Es difícil pasar por alto el arte de Magno Bennett en Galápagos. En hoteles, murales, el Centro de Interpretación San Cristóbal… su obra se graba en las retinas como parte inequívoca de la identidad insular. Rayas persiguiéndose en ondas, un enjambre de tiburones martillo, mucha naturaleza y siempre mucho color. “Un artista es su entorno… respira lo que le rodea,” afirma. Su obra es, efectivamente, un chapuzón en el drama visual del archipiélago, en los turquesas centelleantes, azules profundísimos, la rojiza luz del horizonte y el negro petrificado de la geología.
Magno no recuerda un momento en su vida en el que no haya pintado. Desde los siete años vivía del arte y, a los 19, dejó las canchas de fútbol —era arquero, “y bueno”— para entregarse a su primera pasión. Galápagos vino luego y fue parte su insaciable deseo de buscar un refugio de naturaleza lejos de su ciudad natal de Guayaquil, y parte una oportunidad de trabajo en PetroEcuador, realizando gigantografías que, en la época, precisaban de artistas para reproducir las imágenes a mano. Desde que llegó a Santa Cruz, quedó conquistado. Ya son 26 años de vida en las islas.
«Un artista es su entorno… respira lo que le rodea»
Su arte nos lleva lejos. Es, sí, un reflejo de la belleza que presencia en Galápagos cada día, pero es también el largo proceso de experimentación para fabricar sus propios implementos de trabajo en cuanto a las técnicas aplicadas a sus obras —uno tiene que reinventarlo todo en lugares remotos como éste—para luego consumar el estilo… en su caso, uno tan representativo y singular.

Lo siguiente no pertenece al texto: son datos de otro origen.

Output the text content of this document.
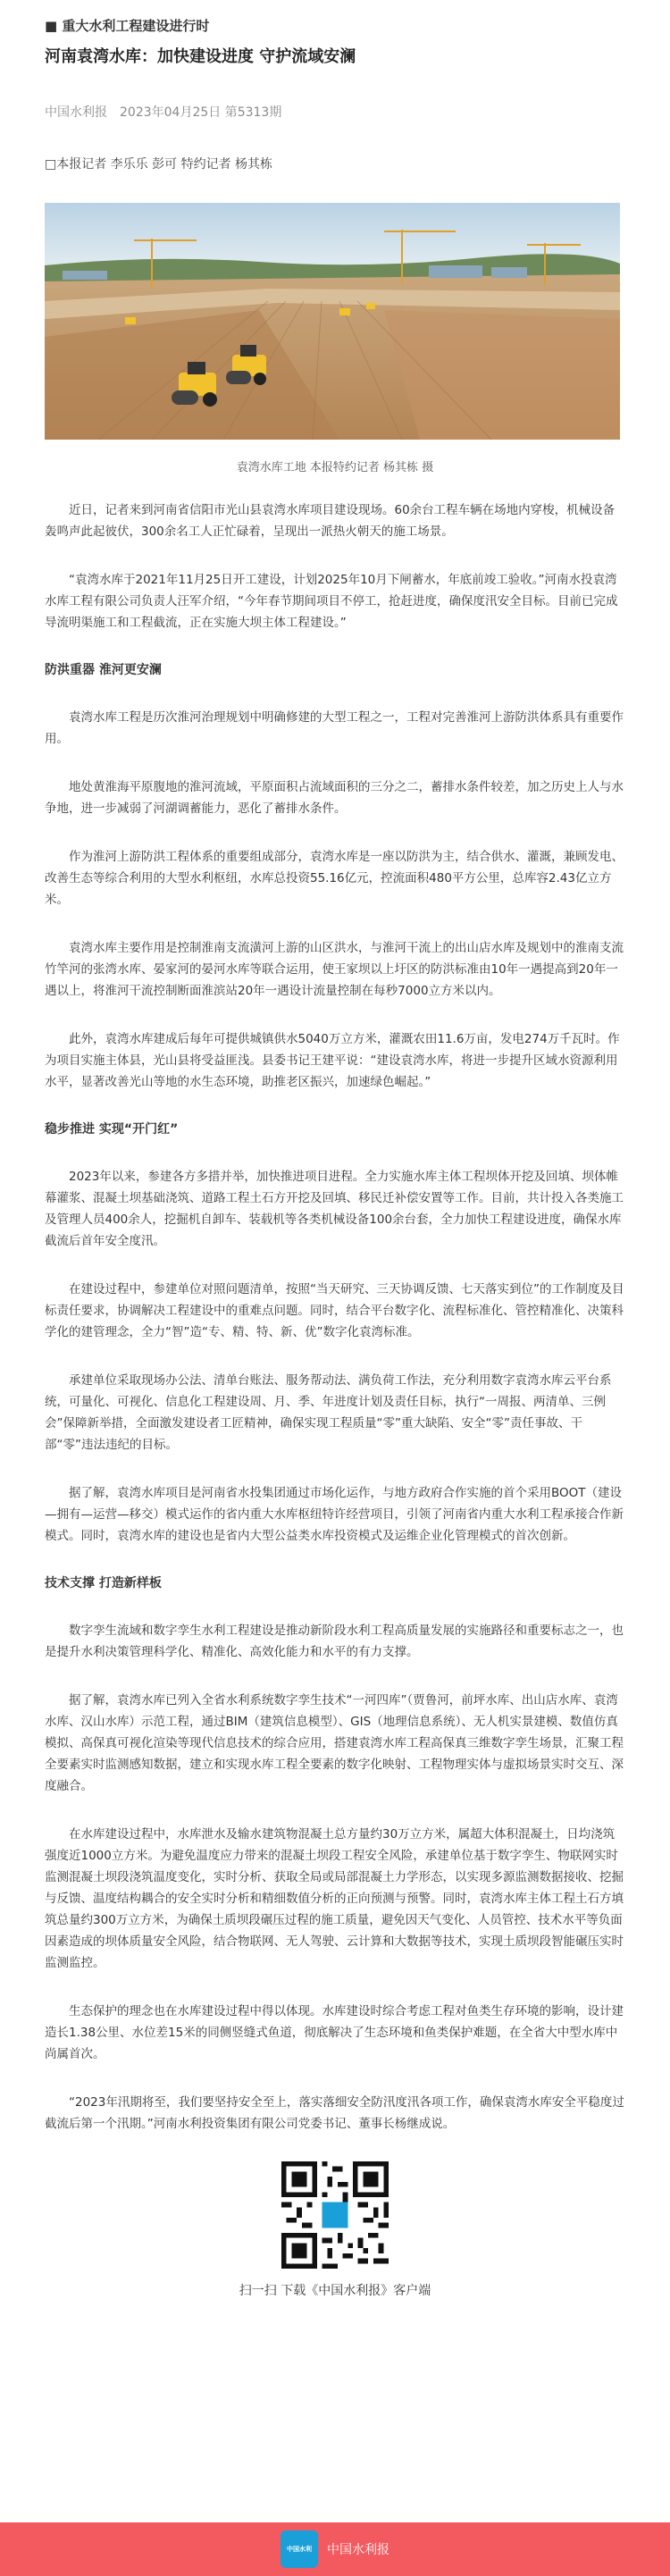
■ 重大水利工程建设进行时

河南袁湾水库：加快建设进度 守护流域安澜

中国水利报　2023年04月25日 第5313期

□本报记者 李乐乐 彭可 特约记者 杨其栋

袁湾水库工地 本报特约记者 杨其栋 摄

近日，记者来到河南省信阳市光山县袁湾水库项目建设现场。60余台工程车辆在场地内穿梭，机械设备轰鸣声此起彼伏，300余名工人正忙碌着，呈现出一派热火朝天的施工场景。

“袁湾水库于2021年11月25日开工建设，计划2025年10月下闸蓄水，年底前竣工验收。”河南水投袁湾水库工程有限公司负责人汪军介绍，“今年春节期间项目不停工，抢赶进度，确保度汛安全目标。目前已完成导流明渠施工和工程截流，正在实施大坝主体工程建设。”

防洪重器 淮河更安澜

袁湾水库工程是历次淮河治理规划中明确修建的大型工程之一，工程对完善淮河上游防洪体系具有重要作用。

地处黄淮海平原腹地的淮河流域，平原面积占流域面积的三分之二，蓄排水条件较差，加之历史上人与水争地，进一步减弱了河湖调蓄能力，恶化了蓄排水条件。

作为淮河上游防洪工程体系的重要组成部分，袁湾水库是一座以防洪为主，结合供水、灌溉，兼顾发电、改善生态等综合利用的大型水利枢纽，水库总投资55.16亿元，控流面积480平方公里，总库容2.43亿立方米。

袁湾水库主要作用是控制淮南支流潢河上游的山区洪水，与淮河干流上的出山店水库及规划中的淮南支流竹竿河的张湾水库、晏家河的晏河水库等联合运用，使王家坝以上圩区的防洪标准由10年一遇提高到20年一遇以上，将淮河干流控制断面淮滨站20年一遇设计流量控制在每秒7000立方米以内。

此外，袁湾水库建成后每年可提供城镇供水5040万立方米，灌溉农田11.6万亩，发电274万千瓦时。作为项目实施主体县，光山县将受益匪浅。县委书记王建平说：“建设袁湾水库，将进一步提升区域水资源利用水平，显著改善光山等地的水生态环境，助推老区振兴，加速绿色崛起。”

稳步推进 实现“开门红”

2023年以来，参建各方多措并举，加快推进项目进程。全力实施水库主体工程坝体开挖及回填、坝体帷幕灌浆、混凝土坝基础浇筑、道路工程土石方开挖及回填、移民迁补偿安置等工作。目前，共计投入各类施工及管理人员400余人，挖掘机自卸车、装载机等各类机械设备100余台套，全力加快工程建设进度，确保水库截流后首年安全度汛。

在建设过程中，参建单位对照问题清单，按照“当天研究、三天协调反馈、七天落实到位”的工作制度及目标责任要求，协调解决工程建设中的重难点问题。同时，结合平台数字化、流程标准化、管控精准化、决策科学化的建管理念，全力“智”造“专、精、特、新、优”数字化袁湾标准。

承建单位采取现场办公法、清单台账法、服务帮动法、满负荷工作法，充分利用数字袁湾水库云平台系统，可量化、可视化、信息化工程建设周、月、季、年进度计划及责任目标，执行“一周报、两清单、三例会”保障新举措，全面激发建设者工匠精神，确保实现工程质量“零”重大缺陷、安全“零”责任事故、干部“零”违法违纪的目标。

据了解，袁湾水库项目是河南省水投集团通过市场化运作，与地方政府合作实施的首个采用BOOT（建设—拥有—运营—移交）模式运作的省内重大水库枢纽特许经营项目，引领了河南省内重大水利工程承接合作新模式。同时，袁湾水库的建设也是省内大型公益类水库投资模式及运维企业化管理模式的首次创新。

技术支撑 打造新样板

数字孪生流域和数字孪生水利工程建设是推动新阶段水利工程高质量发展的实施路径和重要标志之一，也是提升水利决策管理科学化、精准化、高效化能力和水平的有力支撑。

据了解，袁湾水库已列入全省水利系统数字孪生技术“一河四库”（贾鲁河，前坪水库、出山店水库、袁湾水库、汉山水库）示范工程，通过BIM（建筑信息模型）、GIS（地理信息系统）、无人机实景建模、数值仿真模拟、高保真可视化渲染等现代信息技术的综合应用，搭建袁湾水库工程高保真三维数字孪生场景，汇聚工程全要素实时监测感知数据，建立和实现水库工程全要素的数字化映射、工程物理实体与虚拟场景实时交互、深度融合。

在水库建设过程中，水库泄水及输水建筑物混凝土总方量约30万立方米，属超大体积混凝土，日均浇筑强度近1000立方米。为避免温度应力带来的混凝土坝段工程安全风险，承建单位基于数字孪生、物联网实时监测混凝土坝段浇筑温度变化，实时分析、获取全局或局部混凝土力学形态，以实现多源监测数据接收、挖掘与反馈、温度结构耦合的安全实时分析和精细数值分析的正向预测与预警。同时，袁湾水库主体工程土石方填筑总量约300万立方米，为确保土质坝段碾压过程的施工质量，避免因天气变化、人员管控、技术水平等负面因素造成的坝体质量安全风险，结合物联网、无人驾驶、云计算和大数据等技术，实现土质坝段智能碾压实时监测监控。

生态保护的理念也在水库建设过程中得以体现。水库建设时综合考虑工程对鱼类生存环境的影响，设计建造长1.38公里、水位差15米的同侧竖缝式鱼道，彻底解决了生态环境和鱼类保护难题，在全省大中型水库中尚属首次。

“2023年汛期将至，我们要坚持安全至上，落实落细安全防汛度汛各项工作，确保袁湾水库安全平稳度过截流后第一个汛期。”河南水利投资集团有限公司党委书记、董事长杨继成说。

扫一扫 下载《中国水利报》客户端

中国水利 中国水利报
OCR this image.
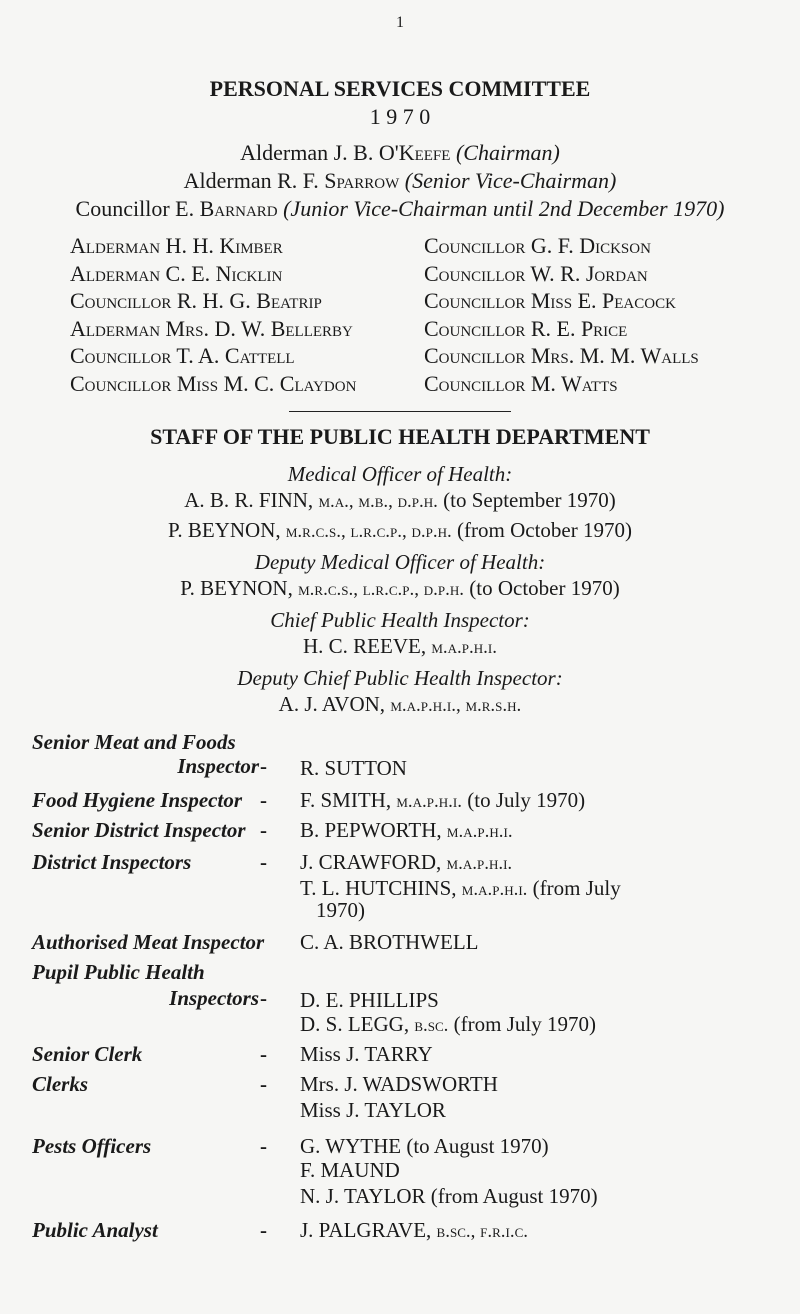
1
PERSONAL SERVICES COMMITTEE
1 9 7 0
Alderman J. B. O'Keefe (Chairman)
Alderman R. F. Sparrow (Senior Vice-Chairman)
Councillor E. Barnard (Junior Vice-Chairman until 2nd December 1970)
Alderman H. H. Kimber
Alderman C. E. Nicklin
Councillor R. H. G. Beatrip
Alderman Mrs. D. W. Bellerby
Councillor T. A. Cattell
Councillor Miss M. C. Claydon
Councillor G. F. Dickson
Councillor W. R. Jordan
Councillor Miss E. Peacock
Councillor R. E. Price
Councillor Mrs. M. M. Walls
Councillor M. Watts
STAFF OF THE PUBLIC HEALTH DEPARTMENT
Medical Officer of Health:
A. B. R. FINN, m.a., m.b., d.p.h. (to September 1970)
P. BEYNON, m.r.c.s., l.r.c.p., d.p.h. (from October 1970)
Deputy Medical Officer of Health:
P. BEYNON, m.r.c.s., l.r.c.p., d.p.h. (to October 1970)
Chief Public Health Inspector:
H. C. REEVE, m.a.p.h.i.
Deputy Chief Public Health Inspector:
A. J. AVON, m.a.p.h.i., m.r.s.h.
Senior Meat and Foods
Inspector - R. SUTTON
Food Hygiene Inspector - F. SMITH, m.a.p.h.i. (to July 1970)
Senior District Inspector - B. PEPWORTH, m.a.p.h.i.
District Inspectors	- J. CRAWFORD, m.a.p.h.i.
T. L. HUTCHINS, m.a.p.h.i. (from July
1970)
Authorised Meat Inspector C. A. BROTHWELL
Pupil Public Health
Inspectors - D. E. PHILLIPS
D. S. LEGG, b.sc. (from July 1970)
Senior Clerk	- Miss J. TARRY
Clerks	- Mrs. J. WADSWORTH
Miss J. TAYLOR
Pests Officers	- G. WYTHE (to August 1970)
F. MAUND
N. J. TAYLOR (from August 1970)
Public Analyst	- J. PALGRAVE, b.sc., f.r.i.c.
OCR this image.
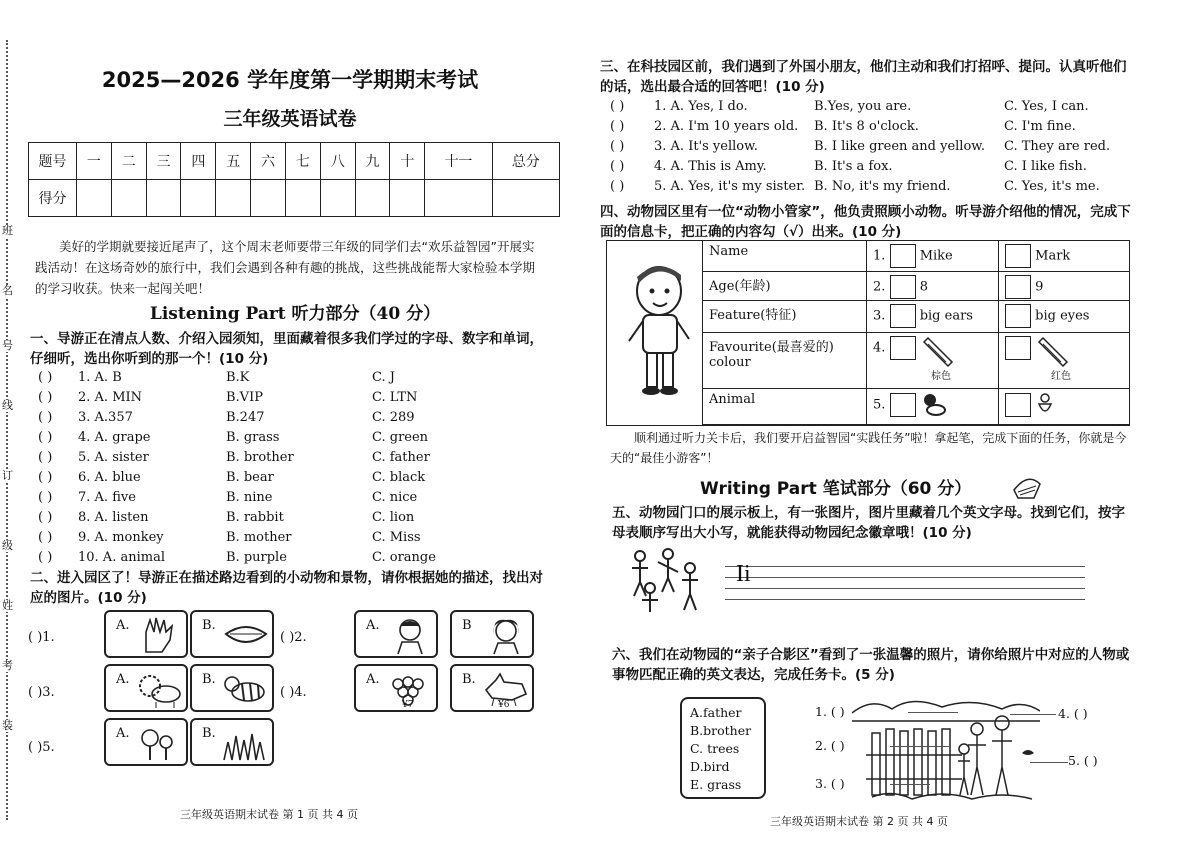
班
名
号
线
订
级
姓
考
装
2025—2026 学年度第一学期期末考试
三年级英语试卷
题号	一	二	三	四	五	六	七	八	九	十	十一	总分
得分												
美好的学期就要接近尾声了，这个周末老师要带三年级的同学们去“欢乐益智园”开展实践活动！在这场奇妙的旅行中，我们会遇到各种有趣的挑战，这些挑战能帮大家检验本学期的学习收获。快来一起闯关吧！
Listening Part 听力部分（40 分）
一、导游正在清点人数、介绍入园须知，里面藏着很多我们学过的字母、数字和单词，仔细听，选出你听到的那一个！(10 分)
( ) 1. A. B	B.K	C. J
( ) 2. A. MIN	B.VIP	C. LTN
( ) 3. A.357	B.247	C. 289
( ) 4. A. grape	B. grass	C. green
( ) 5. A. sister	B. brother	C. father
( ) 6. A. blue	B. bear	C. black
( ) 7. A. five	B. nine	C. nice
( ) 8. A. listen	B. rabbit	C. lion
( ) 9. A. monkey	B. mother	C. Miss
( ) 10. A. animal	B. purple	C. orange
二、进入园区了！导游正在描述路边看到的小动物和景物，请你根据她的描述，找出对应的图片。(10 分)
( )1.
A.	B.
( )2.
A.	B
( )3.
A.	B.
( )4.
A.
¥7
B.
¥6
( )5.
A.	B.
三年级英语期末试卷 第 1 页 共 4 页
三、在科技园区前，我们遇到了外国小朋友，他们主动和我们打招呼、提问。认真听他们的话，选出最合适的回答吧！(10 分)
( ) 1. A. Yes, I do.	B.Yes, you are.	C. Yes, I can.
( ) 2. A. I'm 10 years old. B. It's 8 o'clock.	C. I'm fine.
( ) 3. A. It's yellow.	B. I like green and yellow. C. They are red.
( ) 4. A. This is Amy.	B. It's a fox.	C. I like fish.
( ) 5. A. Yes, it's my sister. B. No, it's my friend.	C. Yes, it's me.
四、动物园区里有一位“动物小管家”，他负责照顾小动物。听导游介绍他的情况，完成下面的信息卡，把正确的内容勾（√）出来。(10 分)
Name	1. Mike	Mark
Age(年龄)	2. 8	9
Feature(特征)	3. big ears	big eyes
Favourite(最喜爱的) colour	4.
棕色	红色

Animal	5.	
顺利通过听力关卡后，我们要开启益智园“实践任务”啦！拿起笔，完成下面的任务，你就是今天的“最佳小游客”！
Writing Part 笔试部分（60 分）
五、动物园门口的展示板上，有一张图片，图片里藏着几个英文字母。找到它们，按字母表顺序写出大小写，就能获得动物园纪念徽章哦！(10 分)
Ii
六、我们在动物园的“亲子合影区”看到了一张温馨的照片，请你给照片中对应的人物或事物匹配正确的英文表达，完成任务卡。(5 分)
A.father
B.brother
C. trees
D.bird
E. grass
1. ( )
2. ( )
3. ( )
4. ( )
5. ( )
三年级英语期末试卷 第 2 页 共 4 页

Detrás de las transparencias, fondos y pinceladas, Magno revela su culto al quehacer artístico, un culto ligado entrañablemente al medioambiente, a la lejana convicción de que el arte jamás es adorno, sino un instrumento, un conducto para la inspiración, un reflejo del ser humano en el mundo y de cómo la magia que nos rodea se impregna en un lienzo tal como se impregna en el alma.